Pays hôte de cette 26ème réunion des Parties, la France a voulu vous donner un aperçu du possible en présentant, dans le hall de l'Unesco, quelques projets et réalisations dans lesquelles des entreprises françaises sont engagés même s'il va de soi que nous ne sommes, fort heureusement, pas les seuls à défricher ce nouveau champ d'activités très prometteur. Il nous a simplement semblé utile d'illustrer, à partir de notre propre expérience, cette mobilisation industrielle qui s'amorce et a besoin d'être encouragée et accompagnée.
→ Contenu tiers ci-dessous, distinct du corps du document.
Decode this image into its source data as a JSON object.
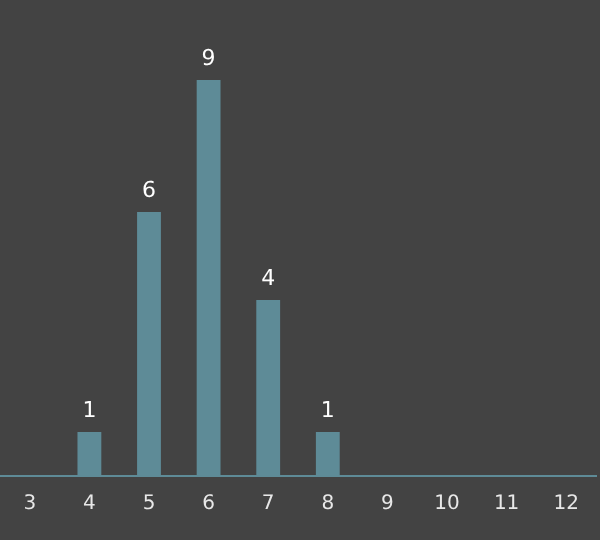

La bonne nouvelle, c'est que la croissance des besoins mondiaux de réfrigération et de climatisation ne condamne pas à utiliser toujours plus d'hydrofluorocarbones dès lors que des technologies novatrices permettent de protéger en même temps la couche d'ozone et le climat. Pour être plus nombreuses à se lancer et à investir dans ces filières d'avenir, les entreprises ont besoin d'un signal clair que leur donnerait avec force l'inclusion des HFC dans le champ du Protocole de Montréal et la fixation concertée par toutes les parties prenantes d'objectifs de limitation de ces gaz.
Ozone et climat : l'obligation d'agir pour une meilleure protection de notre environnement n'est pas à prendre comme une contrainte ou un fardeau à subir mais, au contraire, comme une opportunité et même une chance d'innover, de développer des activités nouvelles et de créer des emplois. C'est ce qu'en France nous appelons la croissance verte, dans laquelle la décision de transformer notre modèle énergétique engage aujourd'hui notre pays tout entier, et qu'on nomme aussi « nouvelle économie climatique ».
Le Protocole de Montréal a démontré que, quand nous unissons nos efforts, les résultats sont au rendez-vous.
C'est un formidable encouragement pour toutes les négociations environnementales internationales et en particulier pour la 21ème Conférence des Parties de la Convention cadre des Nations Unies sur le changement climatique qui se tiendra à Paris en décembre 2015.
Ce sommet mondial sera une occasion historique de nous fixer des objectifs communs pour reprendre en mains notre destin climatique et nous en donner les moyens, juridiques et concrets.
La France, qui se réjouit d'accueillir ce grand rendez-vous et s'implique activement pour sa réussite, vient d'engager sa transition énergétique en lui donnant force de loi et en se fixant des objectifs ambitieux de réduction de ses émissions de gaz à effet de serre, d'économies d'énergie et de montée en puissance des énergies renouvelables.
L'Union européenne vient de s'accorder sur un plan également ambitieux de réduction d'au moins 40 % de ses émissions de CO² et de développement des énergies propres. L'accord que viennent d'annoncer les Etats-Unis et la Chine, premiers émetteurs mondiaux de gaz à effet de serre, est un pas en avant d'une très grande importance.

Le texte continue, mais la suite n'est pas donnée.